たとえば松戸市で問題になった国保市立病院の建替え問題です。
現地建て替えか、移転建て替えかという住民投票をやるべきという意見がありました。
住民投票をしてもとくに問題がないように思えます。
しかし、実はその市立病院をどういう病院にしたいのかという市民あげての合意がないと正確な判断ができないはずなのです。

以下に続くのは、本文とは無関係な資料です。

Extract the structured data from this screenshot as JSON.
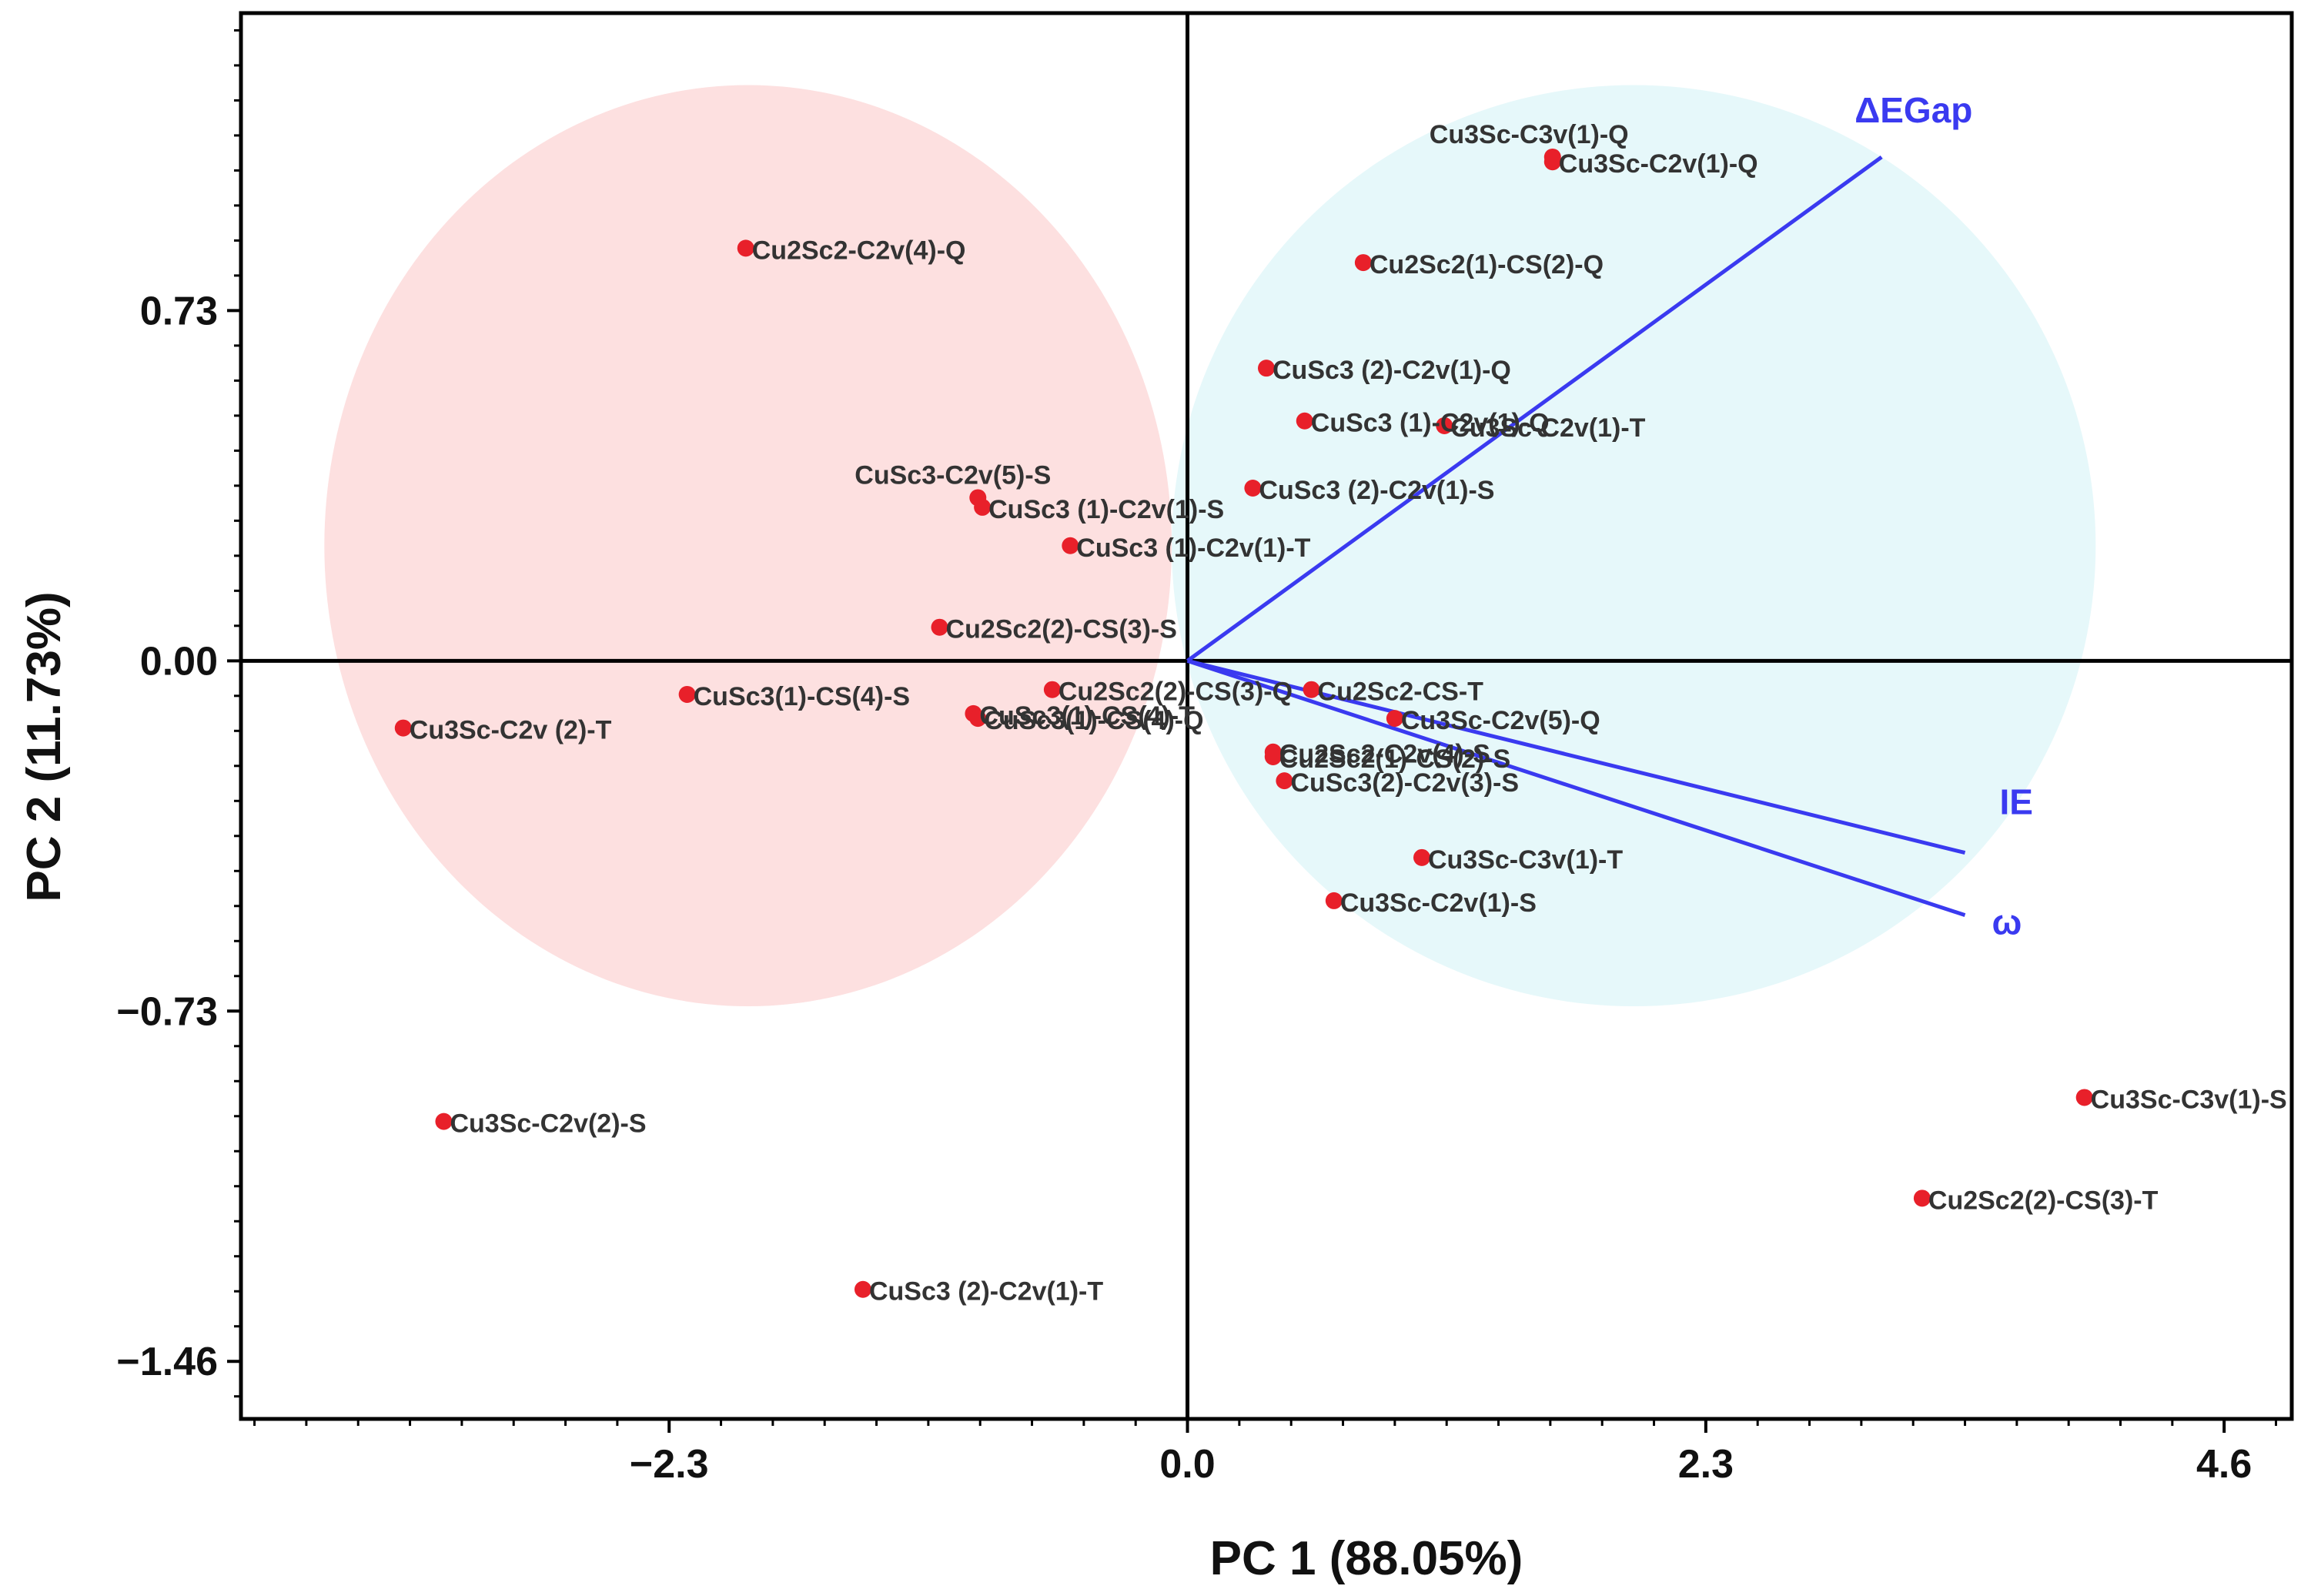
{
  "chart_data": {
    "type": "scatter",
    "subtype": "pca-biplot",
    "xlabel": "PC 1 (88.05%)",
    "ylabel": "PC 2 (11.73%)",
    "xlim": [
      -4.2,
      4.9
    ],
    "ylim": [
      -1.58,
      1.35
    ],
    "xticks": [
      -2.3,
      0.0,
      2.3,
      4.6
    ],
    "xtick_labels": [
      "−2.3",
      "0.0",
      "2.3",
      "4.6"
    ],
    "yticks": [
      0.73,
      0.0,
      -0.73,
      -1.46
    ],
    "ytick_labels": [
      "0.73",
      "0.00",
      "−0.73",
      "−1.46"
    ],
    "colors": {
      "points": "#e8202a",
      "vectors": "#3a3af0",
      "group_left": "#fde0e0",
      "group_right": "#e6f8fa",
      "axes": "#000000"
    },
    "groups": [
      {
        "name": "left-cluster",
        "center": [
          -1.95,
          0.24
        ],
        "radius": [
          1.88,
          0.96
        ],
        "color": "#fde0e0"
      },
      {
        "name": "right-cluster",
        "center": [
          1.98,
          0.24
        ],
        "radius": [
          2.05,
          0.96
        ],
        "color": "#e6f8fa"
      }
    ],
    "points": [
      {
        "label": "Cu3Sc-C3v(1)-Q",
        "x": 1.62,
        "y": 1.05
      },
      {
        "label": "Cu3Sc-C2v(1)-Q",
        "x": 1.62,
        "y": 1.04
      },
      {
        "label": "Cu2Sc2-C2v(4)-Q",
        "x": -1.96,
        "y": 0.86
      },
      {
        "label": "Cu2Sc2(1)-CS(2)-Q",
        "x": 0.78,
        "y": 0.83
      },
      {
        "label": "CuSc3 (2)-C2v(1)-Q",
        "x": 0.35,
        "y": 0.61
      },
      {
        "label": "CuSc3 (1)-C2v(1)-Q",
        "x": 0.52,
        "y": 0.5
      },
      {
        "label": "Cu3Sc-C2v(1)-T",
        "x": 1.14,
        "y": 0.49
      },
      {
        "label": "CuSc3-C2v(5)-S",
        "x": -0.93,
        "y": 0.34
      },
      {
        "label": "CuSc3 (1)-C2v(1)-S",
        "x": -0.91,
        "y": 0.32
      },
      {
        "label": "CuSc3 (2)-C2v(1)-S",
        "x": 0.29,
        "y": 0.36
      },
      {
        "label": "CuSc3 (1)-C2v(1)-T",
        "x": -0.52,
        "y": 0.24
      },
      {
        "label": "Cu2Sc2(2)-CS(3)-S",
        "x": -1.1,
        "y": 0.07
      },
      {
        "label": "CuSc3(1)-CS(4)-S",
        "x": -2.22,
        "y": -0.07
      },
      {
        "label": "Cu2Sc2(2)-CS(3)-Q",
        "x": -0.6,
        "y": -0.06
      },
      {
        "label": "Cu2Sc2-CS-T",
        "x": 0.55,
        "y": -0.06
      },
      {
        "label": "CuSc3(1)-CS(4)-T",
        "x": -0.95,
        "y": -0.11
      },
      {
        "label": "CuSc3(1)-CS(4)-Q",
        "x": -0.93,
        "y": -0.12
      },
      {
        "label": "Cu3Sc-C2v (2)-T",
        "x": -3.48,
        "y": -0.14
      },
      {
        "label": "Cu3Sc-C2v(5)-Q",
        "x": 0.92,
        "y": -0.12
      },
      {
        "label": "Cu2Sc2-C2v(4)-S",
        "x": 0.38,
        "y": -0.19
      },
      {
        "label": "Cu2Sc2(1)-CS(2)-S",
        "x": 0.38,
        "y": -0.2
      },
      {
        "label": "CuSc3(2)-C2v(3)-S",
        "x": 0.43,
        "y": -0.25
      },
      {
        "label": "Cu3Sc-C3v(1)-T",
        "x": 1.04,
        "y": -0.41
      },
      {
        "label": "Cu3Sc-C2v(1)-S",
        "x": 0.65,
        "y": -0.5
      },
      {
        "label": "Cu3Sc-C2v(2)-S",
        "x": -3.3,
        "y": -0.96
      },
      {
        "label": "CuSc3 (2)-C2v(1)-T",
        "x": -1.44,
        "y": -1.31
      },
      {
        "label": "Cu3Sc-C3v(1)-S",
        "x": 3.98,
        "y": -0.91
      },
      {
        "label": "Cu2Sc2(2)-CS(3)-T",
        "x": 3.26,
        "y": -1.12
      }
    ],
    "vectors": [
      {
        "label": "ΔEGap",
        "x": 3.08,
        "y": 1.05
      },
      {
        "label": "IE",
        "x": 3.45,
        "y": -0.4
      },
      {
        "label": "ω",
        "x": 3.45,
        "y": -0.53
      }
    ]
  }
}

600床の総合病院が必要だということであれば、コストの面でも技術的にも移転建て替え以外には難しいという結論になるのでしょう。
これは先の松戸市の検討委員会の答申で明らかです。
しかし、仮に極端な話ですが、病院ではなく診療所でよいのだということであれば、わざわざ他に土地を求めて移転する必要はないでしょう。
このように病院の規模や医療レベル、医療内容がまず議論されて、市民の間で「こういう病院にする」という合意ができて、はじめて「現地」か「移転」かの住民投票ができるのではないでしょうか。
その途中の話を飛ばしてしまって、いきなり「現地」か「移転」かの住民投票をしてしまうと誤った判断になりかねません。
市民の皆さんが市立病院の将来像について同床異夢であったとすれば、住民投票条例がかえって市民に不利益をもたらすことになってしまいます。
したがって、住民投票は必要な仕組みだと思うのですが、その運用については徹底的な議論があってはじめてなされるべきものなのだと思うのです。